Permaculture et construction naturelle : la terre crue de A à Z

Permaculture et construction naturelle : la terre crue de A à Z


Une importante partie du sous sol français est composé de terre argileuse, une aubaine en permaculture car il s’agit d’un des meilleurs matériaux de construction, durable et naturel.
La terre est composée de sable, de limons et d’argile. Il faut généralement creuser à 20 ou 30 cm de la surface, sous la terre végétale, pour trouver de la terre utile à la construction.
On note la différence de terre par un changement de couleur net. Pour faire une analyse basique de la terre dont on dispose, on utilise un bocal. On le remplit d’un tiers de terre et on complète avec de l’eau. On le mélange, puis on laisse reposer environ une heure. Une fois que tout s’est déposé au fond, on remue de nouveau et on laisse reposer environ une nuit, ce qui permet d’avoir une analyse un peu plus précise.

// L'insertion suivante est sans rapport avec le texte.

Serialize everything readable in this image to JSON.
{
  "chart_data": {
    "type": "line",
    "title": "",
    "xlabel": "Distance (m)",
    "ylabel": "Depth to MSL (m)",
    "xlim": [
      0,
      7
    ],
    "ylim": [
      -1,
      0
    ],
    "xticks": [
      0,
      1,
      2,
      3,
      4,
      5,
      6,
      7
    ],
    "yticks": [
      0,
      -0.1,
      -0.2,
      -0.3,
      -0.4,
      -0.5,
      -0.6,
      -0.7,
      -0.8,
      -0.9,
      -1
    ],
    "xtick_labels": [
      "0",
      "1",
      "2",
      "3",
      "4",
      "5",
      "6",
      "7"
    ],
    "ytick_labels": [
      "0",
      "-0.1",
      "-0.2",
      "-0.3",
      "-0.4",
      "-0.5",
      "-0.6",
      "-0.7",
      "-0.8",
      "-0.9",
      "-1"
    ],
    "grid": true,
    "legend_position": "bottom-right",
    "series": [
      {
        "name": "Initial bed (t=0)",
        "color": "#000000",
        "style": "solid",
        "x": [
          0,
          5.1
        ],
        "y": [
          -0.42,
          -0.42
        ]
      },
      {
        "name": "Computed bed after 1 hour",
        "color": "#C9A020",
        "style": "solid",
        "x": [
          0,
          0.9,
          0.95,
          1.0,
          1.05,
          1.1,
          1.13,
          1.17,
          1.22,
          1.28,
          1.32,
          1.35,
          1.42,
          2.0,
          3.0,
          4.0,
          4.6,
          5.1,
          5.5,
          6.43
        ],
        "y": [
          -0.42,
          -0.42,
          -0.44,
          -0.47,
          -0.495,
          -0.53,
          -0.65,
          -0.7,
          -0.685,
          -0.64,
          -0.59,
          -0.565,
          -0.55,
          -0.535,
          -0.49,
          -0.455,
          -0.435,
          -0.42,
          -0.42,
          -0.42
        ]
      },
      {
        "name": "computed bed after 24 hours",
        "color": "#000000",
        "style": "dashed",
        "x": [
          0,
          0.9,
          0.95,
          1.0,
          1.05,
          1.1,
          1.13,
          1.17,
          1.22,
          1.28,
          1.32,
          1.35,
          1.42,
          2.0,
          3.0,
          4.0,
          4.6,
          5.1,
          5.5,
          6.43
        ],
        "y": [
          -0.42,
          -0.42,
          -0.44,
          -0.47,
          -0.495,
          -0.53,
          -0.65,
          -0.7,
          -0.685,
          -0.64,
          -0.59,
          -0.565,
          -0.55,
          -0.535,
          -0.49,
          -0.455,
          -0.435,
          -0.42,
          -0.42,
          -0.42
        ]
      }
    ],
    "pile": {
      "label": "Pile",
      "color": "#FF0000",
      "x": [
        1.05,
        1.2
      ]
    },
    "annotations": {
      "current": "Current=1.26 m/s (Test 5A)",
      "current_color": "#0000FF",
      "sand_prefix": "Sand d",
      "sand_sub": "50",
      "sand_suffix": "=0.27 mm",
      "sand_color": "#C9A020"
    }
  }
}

La première couche qui se dépose est le sable (il peut y avoir une seule couche ou deux s’il y a deux épaisseurs de grains), la seconde correspond au limon (parfois en petite quantité qui ne se voit pas dans le bocal) et la dernière à l’argile. C’est par
rapport au pourcentage d’argile dans une terre que l’on définit ses caractéristiques (riche en argile ou non).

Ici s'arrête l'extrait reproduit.